L’intervista a Marco Tenembaum
Di Marco Tenembaum e dell’intervista da lui rilasciata il 25 aprile 1994 si parlerà nel prossimo numero di Studi Cassinati. Qui si riportano solo le sue considerazioni su Enrico Levi.
«Enrico era fuggito dal suo paese d’origine appena diciassettenne, subito dopo la Rivoluzione Russa.

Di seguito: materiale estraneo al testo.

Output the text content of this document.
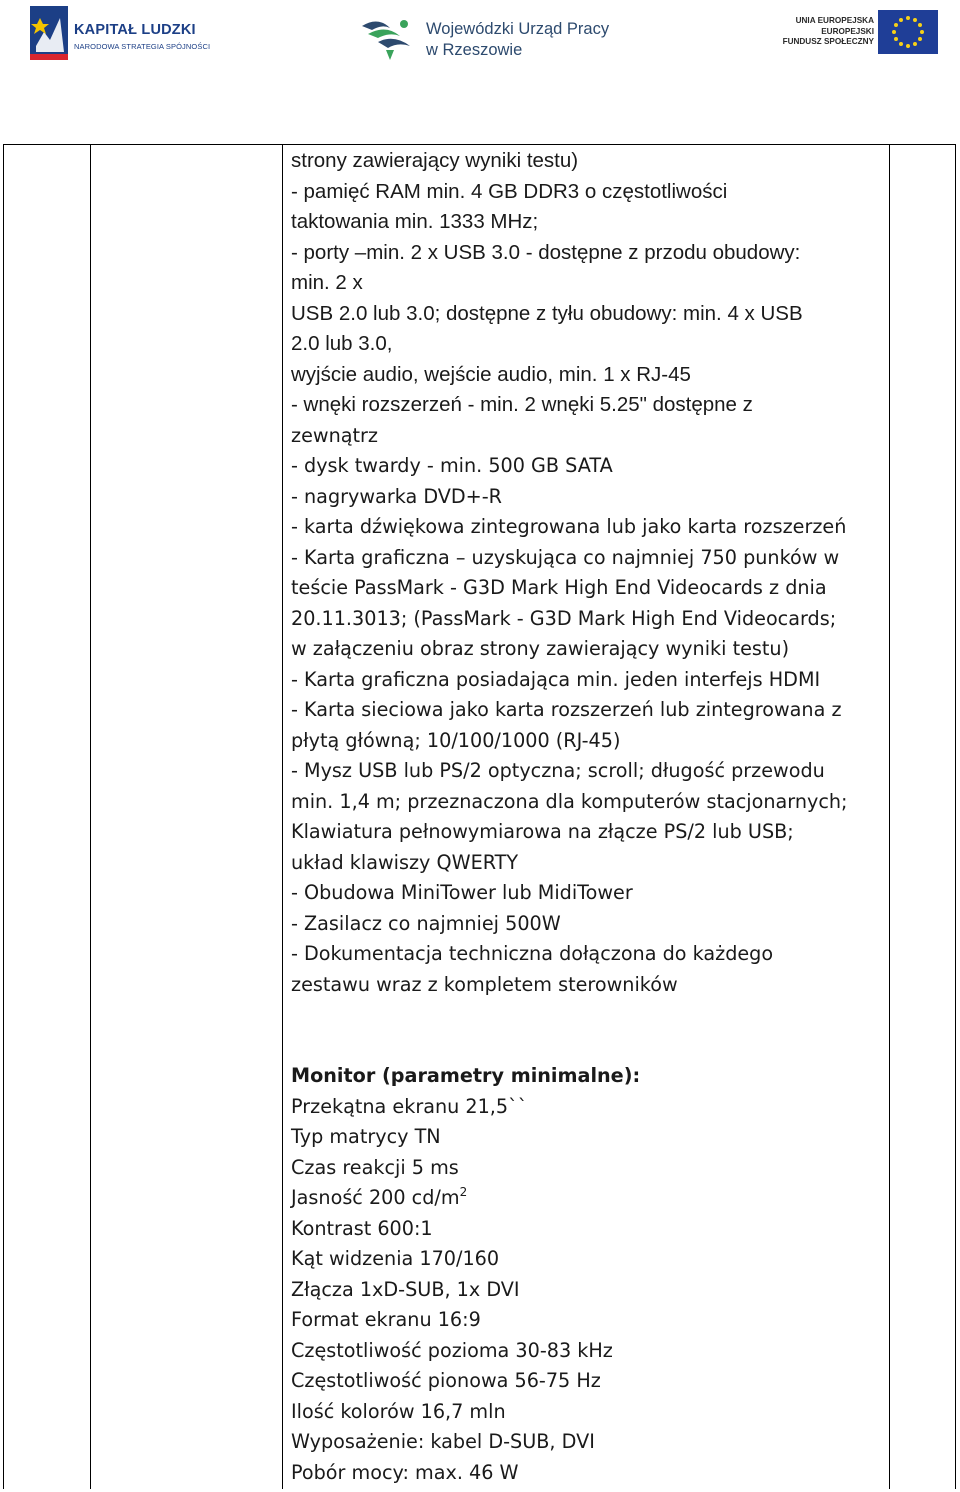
KAPITAŁ LUDZKI
NARODOWA STRATEGIA SPÓJNOŚCI
Wojewódzki Urząd Pracy
w Rzeszowie
UNIA EUROPEJSKA
EUROPEJSKI
FUNDUSZ SPOŁECZNY
strony zawierający wyniki testu)
- pamięć RAM min. 4 GB DDR3 o częstotliwości
taktowania min. 1333 MHz;
- porty –min. 2 x USB 3.0 - dostępne z przodu obudowy:
min. 2 x
USB 2.0 lub 3.0; dostępne z tyłu obudowy: min. 4 x USB
2.0 lub 3.0,
wyjście audio, wejście audio, min. 1 x RJ-45
- wnęki rozszerzeń - min. 2 wnęki 5.25" dostępne z
zewnątrz
- dysk twardy - min. 500 GB SATA
- nagrywarka DVD+-R
- karta dźwiękowa zintegrowana lub jako karta rozszerzeń
- Karta graficzna – uzyskująca co najmniej 750 punków w
teście PassMark - G3D Mark High End Videocards z dnia
20.11.3013; (PassMark - G3D Mark High End Videocards;
w załączeniu obraz strony zawierający wyniki testu)
- Karta graficzna posiadająca min. jeden interfejs HDMI
- Karta sieciowa jako karta rozszerzeń lub zintegrowana z
płytą główną; 10/100/1000 (RJ-45)
- Mysz USB lub PS/2 optyczna; scroll; długość przewodu
min. 1,4 m; przeznaczona dla komputerów stacjonarnych;
Klawiatura pełnowymiarowa na złącze PS/2 lub USB;
układ klawiszy QWERTY
- Obudowa MiniTower lub MidiTower
- Zasilacz co najmniej 500W
- Dokumentacja techniczna dołączona do każdego
zestawu wraz z kompletem sterowników
Monitor (parametry minimalne):
Przekątna ekranu 21,5``
Typ matrycy TN
Czas reakcji 5 ms
Jasność 200 $cd/m^2$
Kontrast 600:1
Kąt widzenia 170/160
Złącza 1xD-SUB, 1x DVI
Format ekranu 16:9
Częstotliwość pozioma 30-83 kHz
Częstotliwość pionowa 56-75 Hz
Ilość kolorów 16,7 mln
Wyposażenie: kabel D-SUB, DVI
Pobór mocy: max. 46 W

Ebbe una vita difficile ma, poiché era abile ed intelligente, seppe adattarsi ben presto ai compromessi delle varie situazioni in cui venne a trovarsi. Fece tanti mestieri, tra cui l’acrobata in un circo. Giunto in Italia, si mise a fare il patriota tanto da chiamare il suo primo figlio Italo. Lo fece battezzare e si fece battezzare anche lui per trarne vantaggi: infatti potette viaggiare liberamente tra San Donato e Roma ed instaurò rapporti di amicizia col Vescovo di Sora. Ma Levi non fu mai cattolico religioso così come non era mai stato Ebreo religioso. Neanche Gabriella sentiva il problema ebraico: nel presente lei era parte in causa, il passato non la riguardava. A me non interessavano le scelte religiose di Enrico, ma quelle politiche non le condividevo e trovavo che le sue manifestazioni di patriottismo italiano fossero decisamente fuori posto. Al suo ritorno da Auschwitz, ci siamo rivisti a Roma, dove mi ero trasferito, e abbiamo parlato molto; poi mi giunse la notizia della sua morte».